Funny thing is that the food shaming happened at the same meetings where I was fired over bringing a bicycle into a national meeting at a convention center. Even more hilarious are APHL’s repeated calls for recruiting technology people as they fire me and my three decades of experience over bringing a bicycle into a national meeting at a convention center. Real forward thinking there, APHL.
Finally, I will never work for APHL again, but I still want to use this opportunity to acknowledge widespread need for reconciliation and great work of groups such as Fellowship of Reconciliation.
Now for some Jerry for your listening pleasure while we continue donating, volunteering and GOTV.
UPDATE: Sunday, Oct 30, 2022 · 2:35:47 PM +00:00 · greenandblue
Commenters caught me leaving out information. I’m sorry I withheld. Here is what I left out
I was betrayed, belittled and hurt. APHL lied about its values and promises, and I suffered for believing them.
I walked into the convention center with my bicycle believing all of their stories of equity, tolerance, acceptance and standing up for what is right.

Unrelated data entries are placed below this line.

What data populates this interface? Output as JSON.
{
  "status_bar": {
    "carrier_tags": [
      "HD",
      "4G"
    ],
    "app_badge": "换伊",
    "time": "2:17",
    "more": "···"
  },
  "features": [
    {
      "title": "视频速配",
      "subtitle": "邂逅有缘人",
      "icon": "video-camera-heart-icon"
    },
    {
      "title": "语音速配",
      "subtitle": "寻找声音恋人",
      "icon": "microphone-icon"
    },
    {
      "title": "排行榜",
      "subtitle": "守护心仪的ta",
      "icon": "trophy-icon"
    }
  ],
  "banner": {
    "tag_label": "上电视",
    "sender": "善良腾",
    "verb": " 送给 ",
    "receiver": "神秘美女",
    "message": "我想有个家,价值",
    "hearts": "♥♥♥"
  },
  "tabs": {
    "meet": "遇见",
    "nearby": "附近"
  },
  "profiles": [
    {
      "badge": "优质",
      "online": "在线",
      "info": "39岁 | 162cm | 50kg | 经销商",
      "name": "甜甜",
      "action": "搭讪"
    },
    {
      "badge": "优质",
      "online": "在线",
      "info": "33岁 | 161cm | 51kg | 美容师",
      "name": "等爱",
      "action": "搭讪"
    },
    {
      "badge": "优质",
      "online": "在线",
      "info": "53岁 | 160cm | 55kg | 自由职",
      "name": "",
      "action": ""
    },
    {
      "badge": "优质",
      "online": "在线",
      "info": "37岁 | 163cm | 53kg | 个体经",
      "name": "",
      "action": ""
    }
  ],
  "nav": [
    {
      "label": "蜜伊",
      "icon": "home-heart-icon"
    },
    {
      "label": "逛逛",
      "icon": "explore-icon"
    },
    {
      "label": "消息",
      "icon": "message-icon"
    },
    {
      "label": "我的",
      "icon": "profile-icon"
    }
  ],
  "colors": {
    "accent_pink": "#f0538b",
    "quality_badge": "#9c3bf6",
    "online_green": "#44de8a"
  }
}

I believed that I might have found a group that could accept me and allow me to inquire about cycling in the weeks of national meetings free of guilt and shame.
I was so wrong. In 3 minutes, all of the stories were revealed as PR facades. There was no tolerance or acceptance of me. They would not allow me to be myself or embrace alternatives to vehicle transport. All of their lies came crumbling down in my sight in 3 short minutes. I was betrayed. They did nothing in my remaining two weeks to change that disillusionment.
In 5 minutes I went from an APHL believer to seeing their true face. APHL does not really espouse the values they say they do.
Based on this encounter, reticence of others to talk about it, and repeated top down cheerleading from APHL, I gathered that they are a top down hierarchy built on ass kissing sycophancy. They value image and PR over communication and effectiveness. They avoid tough conversations and working for the future. They care more about their public funding from taxpayers than they do about their members, staff, infants, mothers or public health. They are an organization of yes people stuck with old technology incapable of handling modern technology and workflows.
I would challenge APHL to prove me wrong, but they don’t care about the impressions of ordinary citizens.